Overview
Job Details
We are seeking an experienced and ITIL-certified Enterprise Operations Senior Analyst with proven expertise in Major Incident Management (MIM) and enterprise operations. This pivotal role prioritizes outage and incident response leadership while maintaining responsibility for continuous monitoring, diagnostics, and operational stability across our global 24x7x365 IT Operations Center (ITOC).
The successful candidate will thrive under pressure, lead cross-functional teams as Incident Commander during major outages, and ensure compliance with ITIL-aligned practices while safeguarding service continuity. In addition to incident leadership, this role will oversee proactive monitoring, troubleshooting, governance, and operational improvements in hybrid on-premises and cloud environments.

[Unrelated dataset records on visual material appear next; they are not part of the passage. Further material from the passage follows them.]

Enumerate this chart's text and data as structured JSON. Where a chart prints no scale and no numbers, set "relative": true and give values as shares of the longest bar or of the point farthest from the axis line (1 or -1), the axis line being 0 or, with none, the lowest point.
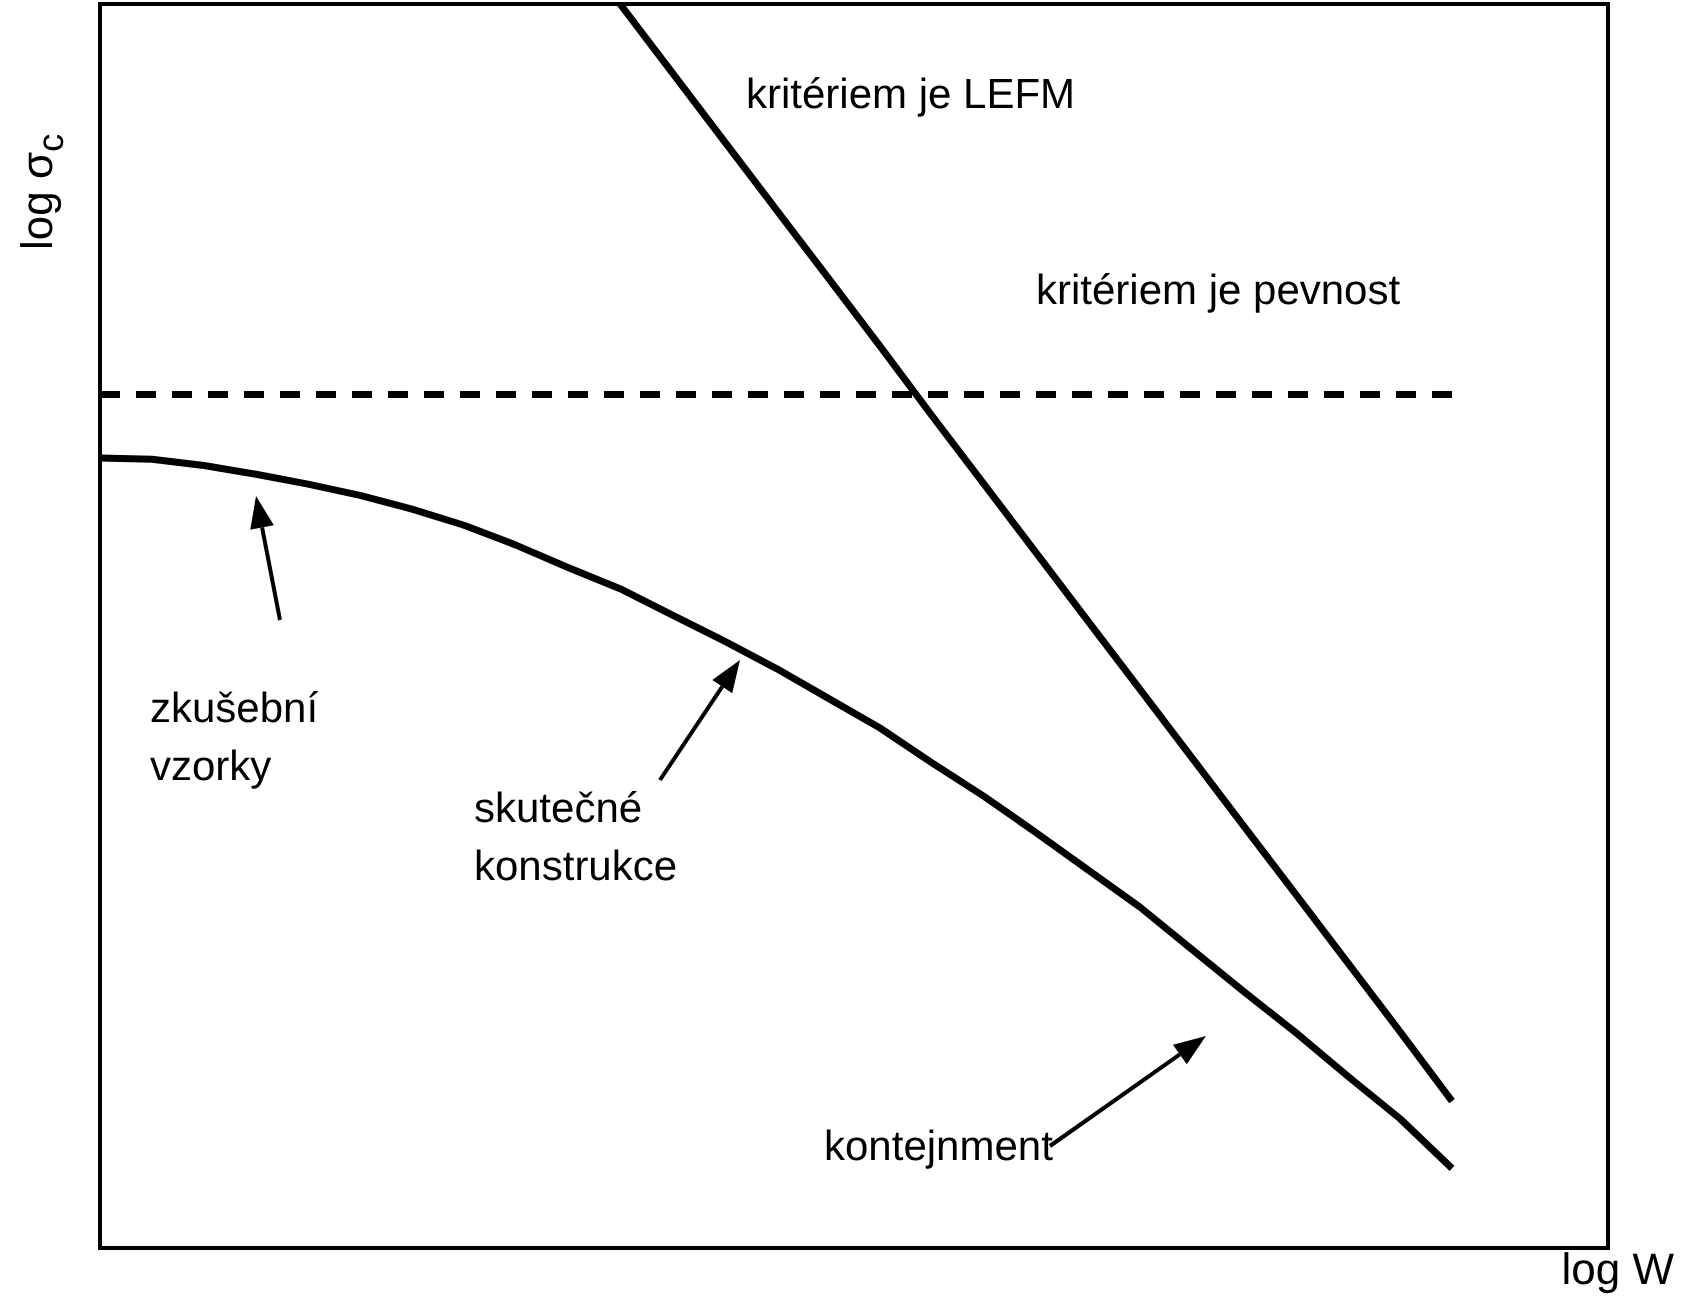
{
  "chart_data": {
    "type": "line",
    "relative": true,
    "xlabel": "log W",
    "ylabel": "log σ$_{c}$",
    "categories": [
      null,
      null,
      null,
      null,
      null,
      null,
      null,
      null,
      null,
      null,
      null,
      null,
      null,
      null,
      null,
      null,
      null,
      null,
      null,
      null,
      null,
      null,
      null,
      null,
      null,
      null,
      null,
      null,
      null,
      null
    ],
    "series": [
      {
        "color": "#000000",
        "line_style": "solid",
        "values": [
          null,
          null,
          null,
          null,
          null,
          null,
          null,
          null,
          null,
          null,
          1,
          0.945,
          0.89,
          0.835,
          0.78,
          0.725,
          0.669,
          0.614,
          0.559,
          0.504,
          0.449,
          0.394,
          0.339,
          0.284,
          0.229,
          0.174,
          0.118,
          null,
          null,
          null
        ]
      },
      {
        "color": "#000000",
        "line_style": "dashed",
        "values": [
          0.686,
          0.686,
          0.686,
          0.686,
          0.686,
          0.686,
          0.686,
          0.686,
          0.686,
          0.686,
          0.686,
          0.686,
          0.686,
          0.686,
          0.686,
          0.686,
          0.686,
          0.686,
          0.686,
          0.686,
          0.686,
          0.686,
          0.686,
          0.686,
          0.686,
          0.686,
          0.686,
          null,
          null,
          null
        ]
      },
      {
        "color": "#000000",
        "line_style": "solid",
        "values": [
          0.635,
          0.634,
          0.629,
          0.622,
          0.614,
          0.605,
          0.594,
          0.581,
          0.565,
          0.547,
          0.53,
          0.509,
          0.488,
          0.466,
          0.442,
          0.418,
          0.39,
          0.363,
          0.334,
          0.304,
          0.274,
          0.24,
          0.206,
          0.173,
          0.138,
          0.104,
          0.064,
          null,
          null,
          null
        ]
      }
    ],
    "annotations": [
      "kritériem je LEFM",
      "kritériem je pevnost",
      "zkušební vzorky",
      "skutečné konstrukce",
      "kontejnment"
    ]
  }
}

Duties and Responsibilities
Major Incident Management
- Serve as Incident Commander during critical outages and high-priority incidents, leading technical bridge calls, directing escalation paths, and ensuring rapid service restoration.
- Manage real-time communications and provide timely updates to executives, stakeholders, and global teams.
- Maintain composure, clarity, and authority in high-pressure situations.
Operational Oversight & Monitoring
- Responsible for real-time monitoring of mission-critical infrastructure and enterprise applications using tools such as Splunk, SolarWinds, Dynatrace, AppDynamics, ThousandEyes, and SCOM.
- Conduct proactive health checks, leverage automation scripts, and resolve anomalies before they escalate into incidents.
- Collaborate with internal teams and vendors to escalate and resolve complex infrastructure and application issues.
Technical Escalation & Troubleshooting
- Perform deep-dive troubleshooting across server OS (Windows/Linux), virtualization platforms (VMware), networking protocols (TCP/IP, DNS, DHCP), and hybrid cloud environments (Azure).
- Utilize scripting (Python, PowerShell, VBScript) to support diagnostics, automation, and performance optimization.
Reporting & Collaboration
- Generate clear and professional shift handover reports, incident retrospectives, and trend analyses.
- Contribute to continuous improvement through metrics tracking, process refinement, and knowledge management.
Qualifications
Education and/or Experience:
Required:
- A minimum of 5 years of experience in IT operations or NOC/ITOC environments.
- A minimum of 5 years of proven leadership in Major Incident Management (bridge call facilitation, executive communications, service restoration).
- Advanced expertise with infrastructure monitoring suites (Splunk, Datadog, ThousandEyes, AppDynamics, Dynatrace, SolarWinds).
- A minimum of 5 years of hands-on technical knowledge across Windows, Linux, VMware, and Cisco networking.
- Strong Azure cloud and hybrid IT infrastructure experience.
- Proficiency with ServiceNow or equivalent ITSM platforms.
- ITIL Foundation Certification.
- Strong scripting capabilities (Python, PowerShell, VBScript).
- Exceptional communication skills (verbal, written, executive-level updates).
Preferred:
- Bachelor’s degree in Information Technology, Computer Science, or related field.
- Experience supporting Microsoft System Center Suite, Office 365, and collaboration platforms such as Zoom.
- Prior experience in legal industry IT environments with strict SLA expectations.
- Demonstrated success in operational improvements (runbook creation, automation, KPI tracking).